Talk Less, Smile More

Have you ever felt “spanked” by the words you’ve read? That’s the way I felt today as I was reading an advance copy of Deanna Doss Shrodes’ upcoming book, “Uncommon Answers: Partnering with the Holy Spirit to Receive Extraordinarily More.”

Shrodes includes a chapter called “Uncommon Listening” about the power and blessing of listening, especially to our Heavenly Father! As I read about our often-lopsided communication with the Lord, I began to consider the amount of time I talk compared to the amount of time I listen… it’s often lopsided and not just in prayer. In all fairness, I am a teacher, but that doesn’t allow me to abdicate from the very important role of listening more than I talk.

As I spent the afternoon pondering and listening to the Lord’s input, my mind filled with a rapid-fire list of verses to consider:

Proverbs 10:19 “In the multitude of words sin is not lacking, but he who restrains his lips is wise.” NIV

James 1:19b “Everyone should be quick to listen, slow to speak and slow to become angry…” NKJV

Matthew 12:35-37 A good man brings good things out of the good stored up in him, and an evil man brings evil things out of the evil stored up in him. 36 But I tell you that everyone will have to give account on the day of judgment for every empty word they have spoken. 37 For by your words you will be acquitted, and by your words you will be condemned.” NIV

Note the term “empty” in Matthew 12:36. Oxford defines empty as containing nothing, lacking meaning, without sincerity. It offers the synonyms: worthless, useless, and vain. It makes me think of the modern term “empty calories” referring to foods that do not strengthen you or provide nourishment but instead, they take up room in your stomach that’s needed for life-sustaining foods.  

In the same way, our words can be devoid of nourishment.
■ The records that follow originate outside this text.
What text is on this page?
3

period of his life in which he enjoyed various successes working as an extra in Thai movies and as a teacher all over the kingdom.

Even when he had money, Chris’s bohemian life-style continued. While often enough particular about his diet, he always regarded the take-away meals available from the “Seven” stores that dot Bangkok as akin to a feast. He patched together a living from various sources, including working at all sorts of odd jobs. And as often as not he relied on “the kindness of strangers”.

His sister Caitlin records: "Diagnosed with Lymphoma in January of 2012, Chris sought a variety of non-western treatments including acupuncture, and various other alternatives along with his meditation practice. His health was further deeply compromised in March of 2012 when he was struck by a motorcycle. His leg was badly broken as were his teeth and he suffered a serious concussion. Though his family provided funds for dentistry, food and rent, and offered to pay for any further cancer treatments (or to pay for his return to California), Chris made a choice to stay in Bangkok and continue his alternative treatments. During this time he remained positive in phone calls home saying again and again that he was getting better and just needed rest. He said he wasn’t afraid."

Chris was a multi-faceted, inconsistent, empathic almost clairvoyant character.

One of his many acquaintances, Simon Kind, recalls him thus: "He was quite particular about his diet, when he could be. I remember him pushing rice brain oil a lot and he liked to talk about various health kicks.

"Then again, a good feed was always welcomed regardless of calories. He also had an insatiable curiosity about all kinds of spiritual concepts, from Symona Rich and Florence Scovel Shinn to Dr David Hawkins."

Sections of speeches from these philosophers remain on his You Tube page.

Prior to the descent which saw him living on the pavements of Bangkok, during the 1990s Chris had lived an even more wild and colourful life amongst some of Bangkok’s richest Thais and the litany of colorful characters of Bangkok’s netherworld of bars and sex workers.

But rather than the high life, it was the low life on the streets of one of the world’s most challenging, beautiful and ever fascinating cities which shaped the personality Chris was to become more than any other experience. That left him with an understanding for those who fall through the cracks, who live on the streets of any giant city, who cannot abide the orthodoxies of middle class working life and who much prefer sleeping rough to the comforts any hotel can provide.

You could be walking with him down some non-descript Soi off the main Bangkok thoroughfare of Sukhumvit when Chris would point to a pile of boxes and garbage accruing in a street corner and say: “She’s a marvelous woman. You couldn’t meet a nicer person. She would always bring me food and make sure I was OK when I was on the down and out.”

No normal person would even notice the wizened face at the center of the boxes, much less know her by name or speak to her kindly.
Take a minute and think about the myriad of comments we may make throughout a day that are responses to people or situations (usually annoying ones) that do not bring about encouragement, growth, or change. These may be complaints, sarcastic remarks, or criticisms that may or may not be heard by the person it is directed towards. Maybe our comments are not snide remarks or gossip, maybe they are simply unnecessary comments referring to someone’s quirkiness, something distasteful, or an opinion on someone’s lifestyle. If the comment is heard, more times than not, it won’t inspire change but rather hurt or anger. Regardless, if the words aren’t beneficial, then they are empty.

Other examples of empty words may be found in silly arguments, unsolicited opinions, judgmental remarks, and pointless comments. I find myself making conversation when it’s not necessarily needed or welcome. I’ve offered opinions that were not unkind but also not requested. Times like this are when I need to remember Solomon’s advice that “overtalk shows you up as a fool” and I sure don’t want to be placed in that category (Ecclesiastes 5:3)! Not only that, but I’ve found that sometimes making an innocent comment opens the door for someone to respond in a snide or unkind way. Guarding my words will reduce those opportunities.

As I meditate on these truths, I hear my Father’s loving correction. He designed me to speak nourishing, beneficial words that build up! I’m made with His character and in His image, so my words should be a reflection of His heart! My speech, all believers’ speech, should be filled with grace and seasoned with salt; salt preserves and brings flavor! (Colossians 4:6). Ephesians 4:29 is very clear, “Do not let any unwholesome talk come out of your mouths, but only what is helpful for building others up according to their needs, that it may benefit those who listen” (emphasis mine). This is not a suggestion, but a command!

I’ve learned that there is blessing in obedience. When my Daddy speaks to me, I want to listen and obey. Moving forward, this means purposing to listen more than I talk and choosing to avoid empty comments, conversation, and opinions. It also means being more purposeful to build others up, speak life consistently, and declare good things for those in my realm of influence. I’m up for the challenge! How about you?

Live loved!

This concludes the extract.